Il n’est pas encore possible d’assurer ces vignes contre le risque sanitaire en France. Ce type d’assurance a seulement été expérimenté dans le cadre de l’ambitieux programme de transition agroécologique de la viticulture en Nouvelle Aquitaine Vitirev. Dans le cadre de ce programme, l’assureur Groupama a assuré les pertes de rendements imputables aux maladies fongiques d’une centaine d’hectares appartenant aux caves coopératives de Buzet (Lot-et-Garonne) et Tutiac (Gironde) pendant quatre années. Durant cette expérimentation, ces vignes ont été traitées en suivant scrupuleusement un protocole assurable de traitement défini par un OAD conçu par l’Institut Français de la Vigne et du Vin, ce qui a permis de réduire l’IFT moyen de 30 à 55% selon les millésimes.

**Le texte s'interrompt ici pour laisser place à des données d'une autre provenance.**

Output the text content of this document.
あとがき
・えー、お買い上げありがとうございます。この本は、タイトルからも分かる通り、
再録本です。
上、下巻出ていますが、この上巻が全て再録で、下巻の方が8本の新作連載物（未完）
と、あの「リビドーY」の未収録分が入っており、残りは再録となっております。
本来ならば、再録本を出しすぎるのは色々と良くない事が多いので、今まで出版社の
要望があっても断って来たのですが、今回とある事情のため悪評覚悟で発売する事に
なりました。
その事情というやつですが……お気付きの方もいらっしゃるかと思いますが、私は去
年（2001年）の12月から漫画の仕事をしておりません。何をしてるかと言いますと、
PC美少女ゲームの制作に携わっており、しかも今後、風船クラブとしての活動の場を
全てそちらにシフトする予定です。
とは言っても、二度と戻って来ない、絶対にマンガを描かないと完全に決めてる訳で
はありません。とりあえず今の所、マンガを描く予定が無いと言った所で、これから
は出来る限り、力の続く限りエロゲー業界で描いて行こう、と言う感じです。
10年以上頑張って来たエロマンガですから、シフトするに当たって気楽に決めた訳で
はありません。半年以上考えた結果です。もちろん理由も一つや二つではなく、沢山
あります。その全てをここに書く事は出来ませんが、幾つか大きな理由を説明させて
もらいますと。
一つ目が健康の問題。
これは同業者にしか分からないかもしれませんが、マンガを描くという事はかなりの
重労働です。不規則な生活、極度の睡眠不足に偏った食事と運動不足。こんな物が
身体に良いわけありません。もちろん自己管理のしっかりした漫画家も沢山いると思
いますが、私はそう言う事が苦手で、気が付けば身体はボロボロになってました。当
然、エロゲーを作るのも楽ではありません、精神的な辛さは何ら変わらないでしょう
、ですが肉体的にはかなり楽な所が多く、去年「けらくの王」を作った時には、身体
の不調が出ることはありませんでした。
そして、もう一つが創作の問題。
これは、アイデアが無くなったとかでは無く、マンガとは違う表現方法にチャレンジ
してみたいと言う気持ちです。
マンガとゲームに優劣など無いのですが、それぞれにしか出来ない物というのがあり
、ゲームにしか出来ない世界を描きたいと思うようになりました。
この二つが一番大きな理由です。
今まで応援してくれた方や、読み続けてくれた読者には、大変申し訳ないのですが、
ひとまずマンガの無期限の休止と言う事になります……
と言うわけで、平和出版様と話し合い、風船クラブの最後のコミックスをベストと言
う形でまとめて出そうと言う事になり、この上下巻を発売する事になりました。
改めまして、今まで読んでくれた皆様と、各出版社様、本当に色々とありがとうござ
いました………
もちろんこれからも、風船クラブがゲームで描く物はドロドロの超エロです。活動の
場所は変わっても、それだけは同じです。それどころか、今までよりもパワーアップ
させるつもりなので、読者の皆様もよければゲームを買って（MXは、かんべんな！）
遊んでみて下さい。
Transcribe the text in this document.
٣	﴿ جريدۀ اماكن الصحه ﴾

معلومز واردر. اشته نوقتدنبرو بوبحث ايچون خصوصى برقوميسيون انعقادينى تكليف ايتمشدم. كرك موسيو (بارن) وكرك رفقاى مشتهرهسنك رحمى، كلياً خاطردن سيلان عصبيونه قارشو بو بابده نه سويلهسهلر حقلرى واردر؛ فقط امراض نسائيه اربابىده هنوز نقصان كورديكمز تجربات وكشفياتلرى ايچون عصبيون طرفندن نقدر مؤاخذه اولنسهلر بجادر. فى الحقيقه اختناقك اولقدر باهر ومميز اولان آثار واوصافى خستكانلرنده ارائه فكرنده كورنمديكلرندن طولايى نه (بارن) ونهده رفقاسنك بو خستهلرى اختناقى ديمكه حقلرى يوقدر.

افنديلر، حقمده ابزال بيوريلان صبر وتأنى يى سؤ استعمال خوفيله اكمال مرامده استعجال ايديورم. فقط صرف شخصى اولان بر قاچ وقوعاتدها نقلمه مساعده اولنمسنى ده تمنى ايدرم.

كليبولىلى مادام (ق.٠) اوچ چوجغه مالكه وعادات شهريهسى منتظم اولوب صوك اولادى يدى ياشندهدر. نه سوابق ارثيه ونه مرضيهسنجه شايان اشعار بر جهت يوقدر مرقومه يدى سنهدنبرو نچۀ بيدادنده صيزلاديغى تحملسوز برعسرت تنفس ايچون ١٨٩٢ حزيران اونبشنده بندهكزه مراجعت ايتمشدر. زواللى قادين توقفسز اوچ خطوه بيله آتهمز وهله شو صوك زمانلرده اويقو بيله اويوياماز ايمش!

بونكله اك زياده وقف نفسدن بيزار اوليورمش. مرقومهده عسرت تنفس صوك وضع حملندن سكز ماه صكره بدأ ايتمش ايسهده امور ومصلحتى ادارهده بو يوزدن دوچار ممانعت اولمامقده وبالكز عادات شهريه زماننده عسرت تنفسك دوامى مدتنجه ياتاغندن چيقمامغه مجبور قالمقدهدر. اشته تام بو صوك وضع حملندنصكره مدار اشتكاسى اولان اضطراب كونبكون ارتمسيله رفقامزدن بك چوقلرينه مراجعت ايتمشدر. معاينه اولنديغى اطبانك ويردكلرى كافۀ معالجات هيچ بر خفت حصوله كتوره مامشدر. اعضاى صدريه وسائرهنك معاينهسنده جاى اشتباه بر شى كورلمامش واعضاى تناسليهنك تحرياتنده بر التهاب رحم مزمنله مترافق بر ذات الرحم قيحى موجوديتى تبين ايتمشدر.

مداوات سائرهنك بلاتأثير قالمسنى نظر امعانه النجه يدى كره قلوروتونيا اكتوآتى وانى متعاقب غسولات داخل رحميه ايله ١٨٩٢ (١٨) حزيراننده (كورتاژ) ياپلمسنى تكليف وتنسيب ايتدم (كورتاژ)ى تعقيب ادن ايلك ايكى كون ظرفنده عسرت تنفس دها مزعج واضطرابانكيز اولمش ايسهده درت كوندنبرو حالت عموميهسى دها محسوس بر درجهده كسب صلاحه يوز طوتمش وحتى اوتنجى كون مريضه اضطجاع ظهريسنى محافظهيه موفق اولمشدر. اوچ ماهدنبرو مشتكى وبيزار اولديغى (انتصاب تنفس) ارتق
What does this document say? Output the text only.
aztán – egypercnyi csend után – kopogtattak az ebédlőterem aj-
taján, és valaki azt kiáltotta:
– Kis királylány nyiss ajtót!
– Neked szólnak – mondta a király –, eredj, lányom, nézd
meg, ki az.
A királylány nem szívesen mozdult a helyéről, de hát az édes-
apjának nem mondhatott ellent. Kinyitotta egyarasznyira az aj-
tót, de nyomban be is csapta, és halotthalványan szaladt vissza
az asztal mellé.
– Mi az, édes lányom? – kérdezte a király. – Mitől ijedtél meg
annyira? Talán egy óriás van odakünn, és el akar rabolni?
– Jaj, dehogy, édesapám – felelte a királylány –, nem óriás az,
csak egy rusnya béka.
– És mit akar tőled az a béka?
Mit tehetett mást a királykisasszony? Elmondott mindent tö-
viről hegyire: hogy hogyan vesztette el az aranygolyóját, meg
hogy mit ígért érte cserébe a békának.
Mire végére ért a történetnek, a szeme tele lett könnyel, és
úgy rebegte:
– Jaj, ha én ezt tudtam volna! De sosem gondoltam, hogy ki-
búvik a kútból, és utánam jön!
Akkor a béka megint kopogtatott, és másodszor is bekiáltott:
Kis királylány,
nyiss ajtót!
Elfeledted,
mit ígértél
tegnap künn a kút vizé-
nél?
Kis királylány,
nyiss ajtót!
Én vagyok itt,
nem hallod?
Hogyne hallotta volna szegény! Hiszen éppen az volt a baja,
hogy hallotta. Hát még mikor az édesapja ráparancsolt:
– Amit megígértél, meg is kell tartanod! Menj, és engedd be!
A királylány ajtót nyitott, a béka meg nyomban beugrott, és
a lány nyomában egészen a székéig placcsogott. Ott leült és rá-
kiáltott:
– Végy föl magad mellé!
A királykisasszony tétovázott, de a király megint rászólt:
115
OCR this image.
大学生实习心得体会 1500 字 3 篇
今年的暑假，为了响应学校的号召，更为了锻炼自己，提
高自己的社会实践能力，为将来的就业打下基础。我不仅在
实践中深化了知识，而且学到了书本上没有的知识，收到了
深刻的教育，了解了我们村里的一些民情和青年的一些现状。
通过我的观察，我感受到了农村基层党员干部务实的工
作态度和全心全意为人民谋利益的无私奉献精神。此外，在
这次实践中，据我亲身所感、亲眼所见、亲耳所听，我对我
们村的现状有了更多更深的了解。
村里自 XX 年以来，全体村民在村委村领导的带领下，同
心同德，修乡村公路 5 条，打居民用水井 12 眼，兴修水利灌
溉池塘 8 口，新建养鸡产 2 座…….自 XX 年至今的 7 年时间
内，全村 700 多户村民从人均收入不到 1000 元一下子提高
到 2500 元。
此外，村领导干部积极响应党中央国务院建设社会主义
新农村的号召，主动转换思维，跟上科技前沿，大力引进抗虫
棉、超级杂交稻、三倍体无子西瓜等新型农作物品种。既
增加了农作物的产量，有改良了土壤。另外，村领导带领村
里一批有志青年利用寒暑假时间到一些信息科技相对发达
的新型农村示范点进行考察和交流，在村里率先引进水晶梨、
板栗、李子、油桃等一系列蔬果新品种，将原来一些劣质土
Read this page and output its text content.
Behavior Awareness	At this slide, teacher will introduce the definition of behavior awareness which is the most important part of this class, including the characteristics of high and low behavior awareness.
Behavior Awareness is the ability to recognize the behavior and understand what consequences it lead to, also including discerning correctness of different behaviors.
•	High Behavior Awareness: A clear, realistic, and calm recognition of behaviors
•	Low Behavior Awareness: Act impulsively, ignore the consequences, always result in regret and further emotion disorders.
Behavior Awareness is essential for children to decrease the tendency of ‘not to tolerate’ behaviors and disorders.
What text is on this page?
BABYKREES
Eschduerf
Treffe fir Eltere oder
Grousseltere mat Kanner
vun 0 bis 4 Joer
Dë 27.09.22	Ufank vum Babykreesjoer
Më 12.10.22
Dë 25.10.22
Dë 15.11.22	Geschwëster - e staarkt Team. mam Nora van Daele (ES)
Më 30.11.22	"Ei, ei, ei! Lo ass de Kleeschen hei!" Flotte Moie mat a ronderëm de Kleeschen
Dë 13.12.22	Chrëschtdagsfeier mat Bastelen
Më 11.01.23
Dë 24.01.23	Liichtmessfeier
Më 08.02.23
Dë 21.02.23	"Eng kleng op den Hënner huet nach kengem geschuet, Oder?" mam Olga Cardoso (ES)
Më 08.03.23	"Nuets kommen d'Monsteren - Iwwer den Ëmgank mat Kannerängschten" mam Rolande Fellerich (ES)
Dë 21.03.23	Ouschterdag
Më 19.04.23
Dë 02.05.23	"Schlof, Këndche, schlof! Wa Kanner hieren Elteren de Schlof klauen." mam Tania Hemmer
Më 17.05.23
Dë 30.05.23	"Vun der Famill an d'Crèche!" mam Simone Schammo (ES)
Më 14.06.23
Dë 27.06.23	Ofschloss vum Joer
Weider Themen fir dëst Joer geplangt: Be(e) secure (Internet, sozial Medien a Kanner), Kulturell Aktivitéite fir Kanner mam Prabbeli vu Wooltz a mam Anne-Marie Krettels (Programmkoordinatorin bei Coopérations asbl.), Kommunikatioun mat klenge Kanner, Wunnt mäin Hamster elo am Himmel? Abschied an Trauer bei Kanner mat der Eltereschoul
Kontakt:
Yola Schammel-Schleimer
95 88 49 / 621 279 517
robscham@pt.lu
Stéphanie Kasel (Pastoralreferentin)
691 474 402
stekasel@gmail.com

Quelle acceptabilité pour ces assurances du risque sanitaire chez les viticulteurs ?
Les conditions de cette expérimentation étant très spécifiques, nous nous sommes intéressés dans le cadre du projet BEHAVE à l’acceptabilité et l’impact d’un tel dispositif s’il était proposé à tous les viticulteurs français. En s’appuyant sur une enquête auprès de 412 viticulteurs français, conduite en janvier 2023, les chercheurs ont montré qu’entre 48% et 60% des viticulteurs français seraient prêts à souscrire une assurance dont l’indemnisation serait conditionnée au suivi de préconisations d’un OAD pour réduire l’usage des fongicides (le pourcentage d’adoption variant selon le prix et le type de contrat).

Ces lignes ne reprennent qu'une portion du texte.